Hint: We need to know that the molecular formula specifies the numbers of atoms present in the molecule of a chemical substance. And the molecular formula is the same as that of the empirical formula. The molecular formula mainly contains the chemical symbols of the corresponding element and it has numeric subscripts to express the number of atoms present in a molecule. Therefore, the molecular formula will show the actual number of atoms present in a molecule.

Complete answer:
The molecular formula of the nicotine is equal to \[{C_{10}}{H_{14}}{N_2}\]. By using the percentage composition, we can find out the amount of carbon we would get from \[1.188g\] sample of \[C{O_2}\]. Every mole of \[C{O_2}\] contains one mole of C atom. The molecular weight of carbon is equal to \[12.011g/mol\] and molecular weight carbon dioxide is equal to \[44.01g/mol\]. Hence,
\[\dfrac{{1 \times 12.011g/mol}}{{44.01g/mol}} \times 100 = 27.29\% C\]
From this, we can say that every \[100g\] of \[C{O_2}\] consists of \[27.29g\] carbon. Therefore,
\[1.188gC{O_2} = \dfrac{{27.29gC{O_2}}}{{100gC{O_2}}} = 0.324gC\]
And every mole of water consists of two moles of hydrogen atom. Thus,
\[\dfrac{{2 \times 1.00794g/mol}}{{18.015g/mol}} \times 100 = 11.19\% H\]
Hence, \[0.341g\] ${H_2}O$ contains,
\[0.341g{H_2}O = \dfrac{{27.29gH}}{{100g{H_2}O}} = 0.0382gH\]
Therefore, \[{m_{sample}} = {m_N} + {m_H} + {m_C}\]
Substitute the values and rearranging the equation,
\[{m_N} = 0.438g - 0.324g - 0.0382g\]
On simplification we get,
\[{m_N} = 0.0758gN\]
By using the molar mass of hydrogen, carbon and nitrogen, we can find out the number of moles of each and that is,
\[For C:\dfrac{{0.324g}}{{12.0110\dfrac{g}{{mol}}}} = 0.02698 molesC\]
\[For H:\dfrac{{0.382g}}{{1.00784\dfrac{g}{{mol}}}} = 0.03790molesH\]
\[For N:\dfrac{{0.0758}}{{14.007\dfrac{g}{{mol}}}} = 0.005412molesN\]
Divide the number of moles with the smallest value to get,
\[For C:\dfrac{{0.0758moles}}{{0.005412moles}} = 4.985 \approx 5\]
\[For H:\dfrac{{0.03790moles}}{{0.005412moles}} = 7.003 \approx 7\]
\[For N:\dfrac{{0.005412moles}}{{0.005412moles}} = 1\]
Thus, the empirical formula of nicotine is \[{C_5}{H_7}{N_1}\]. And the molar mass of the empirical formula is equal to,
\[5 \times 12.011g/mol + 7 \times 1.00794g/mol + 1 \times 14.007g/mol = 81.12g/mol\]

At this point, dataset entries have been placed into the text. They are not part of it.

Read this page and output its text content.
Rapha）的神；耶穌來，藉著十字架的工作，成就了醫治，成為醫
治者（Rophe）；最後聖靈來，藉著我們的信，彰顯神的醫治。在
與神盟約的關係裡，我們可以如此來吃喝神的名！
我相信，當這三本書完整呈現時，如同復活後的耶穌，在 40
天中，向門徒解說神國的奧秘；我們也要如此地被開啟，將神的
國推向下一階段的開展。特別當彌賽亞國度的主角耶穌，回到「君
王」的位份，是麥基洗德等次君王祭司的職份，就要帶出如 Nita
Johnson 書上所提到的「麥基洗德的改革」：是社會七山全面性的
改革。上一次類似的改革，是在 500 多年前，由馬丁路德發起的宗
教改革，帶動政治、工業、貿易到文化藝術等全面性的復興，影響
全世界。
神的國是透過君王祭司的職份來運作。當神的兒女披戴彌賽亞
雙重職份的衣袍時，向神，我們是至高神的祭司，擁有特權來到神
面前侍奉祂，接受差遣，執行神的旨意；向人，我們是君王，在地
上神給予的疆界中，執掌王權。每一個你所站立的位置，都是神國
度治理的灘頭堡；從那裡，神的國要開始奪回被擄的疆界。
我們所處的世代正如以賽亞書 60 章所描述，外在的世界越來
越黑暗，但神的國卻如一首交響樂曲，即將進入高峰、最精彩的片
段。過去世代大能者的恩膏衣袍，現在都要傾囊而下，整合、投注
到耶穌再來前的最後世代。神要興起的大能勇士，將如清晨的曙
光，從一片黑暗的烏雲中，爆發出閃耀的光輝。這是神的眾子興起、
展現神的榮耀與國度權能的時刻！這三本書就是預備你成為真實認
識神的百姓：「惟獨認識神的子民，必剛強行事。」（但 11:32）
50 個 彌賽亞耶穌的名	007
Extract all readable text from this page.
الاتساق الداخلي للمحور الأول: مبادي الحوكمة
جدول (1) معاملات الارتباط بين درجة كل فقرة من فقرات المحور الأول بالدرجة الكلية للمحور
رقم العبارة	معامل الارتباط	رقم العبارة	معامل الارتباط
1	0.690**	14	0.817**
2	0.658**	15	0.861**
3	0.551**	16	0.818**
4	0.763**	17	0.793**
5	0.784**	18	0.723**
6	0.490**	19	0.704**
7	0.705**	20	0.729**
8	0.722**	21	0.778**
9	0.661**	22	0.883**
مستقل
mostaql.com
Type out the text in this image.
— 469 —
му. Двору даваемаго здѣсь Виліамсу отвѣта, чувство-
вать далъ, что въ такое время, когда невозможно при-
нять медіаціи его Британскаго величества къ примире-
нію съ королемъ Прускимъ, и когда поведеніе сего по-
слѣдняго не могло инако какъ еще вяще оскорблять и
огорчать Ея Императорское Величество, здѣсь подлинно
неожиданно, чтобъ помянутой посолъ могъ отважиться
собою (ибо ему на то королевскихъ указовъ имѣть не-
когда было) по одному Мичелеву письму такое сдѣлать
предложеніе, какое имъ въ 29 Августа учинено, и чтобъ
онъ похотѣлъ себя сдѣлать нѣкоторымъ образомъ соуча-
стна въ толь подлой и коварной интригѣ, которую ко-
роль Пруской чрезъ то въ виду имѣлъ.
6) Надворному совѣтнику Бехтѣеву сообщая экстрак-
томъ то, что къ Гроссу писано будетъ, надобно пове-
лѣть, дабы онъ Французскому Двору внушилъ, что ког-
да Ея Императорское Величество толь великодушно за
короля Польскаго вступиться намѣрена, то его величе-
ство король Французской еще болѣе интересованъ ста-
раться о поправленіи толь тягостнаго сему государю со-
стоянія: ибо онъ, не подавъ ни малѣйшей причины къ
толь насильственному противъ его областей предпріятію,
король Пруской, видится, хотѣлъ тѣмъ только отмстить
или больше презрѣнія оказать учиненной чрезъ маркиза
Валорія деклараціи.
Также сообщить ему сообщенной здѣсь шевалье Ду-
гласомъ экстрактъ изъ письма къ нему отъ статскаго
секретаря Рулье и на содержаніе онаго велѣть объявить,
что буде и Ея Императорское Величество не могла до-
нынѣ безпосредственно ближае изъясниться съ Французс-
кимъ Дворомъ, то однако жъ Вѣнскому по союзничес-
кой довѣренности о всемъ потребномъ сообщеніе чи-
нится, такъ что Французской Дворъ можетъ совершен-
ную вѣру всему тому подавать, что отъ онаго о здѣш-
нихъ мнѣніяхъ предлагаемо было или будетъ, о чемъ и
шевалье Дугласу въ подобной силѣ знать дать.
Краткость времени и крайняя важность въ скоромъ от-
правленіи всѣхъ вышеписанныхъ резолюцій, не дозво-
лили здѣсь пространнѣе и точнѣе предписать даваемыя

Which means, \[81.12g/mol \times n = 162.2g/mol\]
Therefore, \[n = \dfrac{{162.2}}{{81.12}} = 1.995 \approx 2\]
Hence the molecular mass of the nicotine is equal to \[{C_{10}}{H_{14}}{N_2}\]

Note:
Nicotine is a chemical compound which is mainly used as an anxiolytic and stimulant. And the molecular mass of the nicotine is equal to \[{C_{10}}{H_{14}}{N_2}\] and the empirical formula is \[{C_5}{H_7}{N_1}\]. The components present in the nicotine are carbon, hydrogen and nitrogen. When the nicotine is burning, there is a formation of a definite amount of carbon dioxide and water.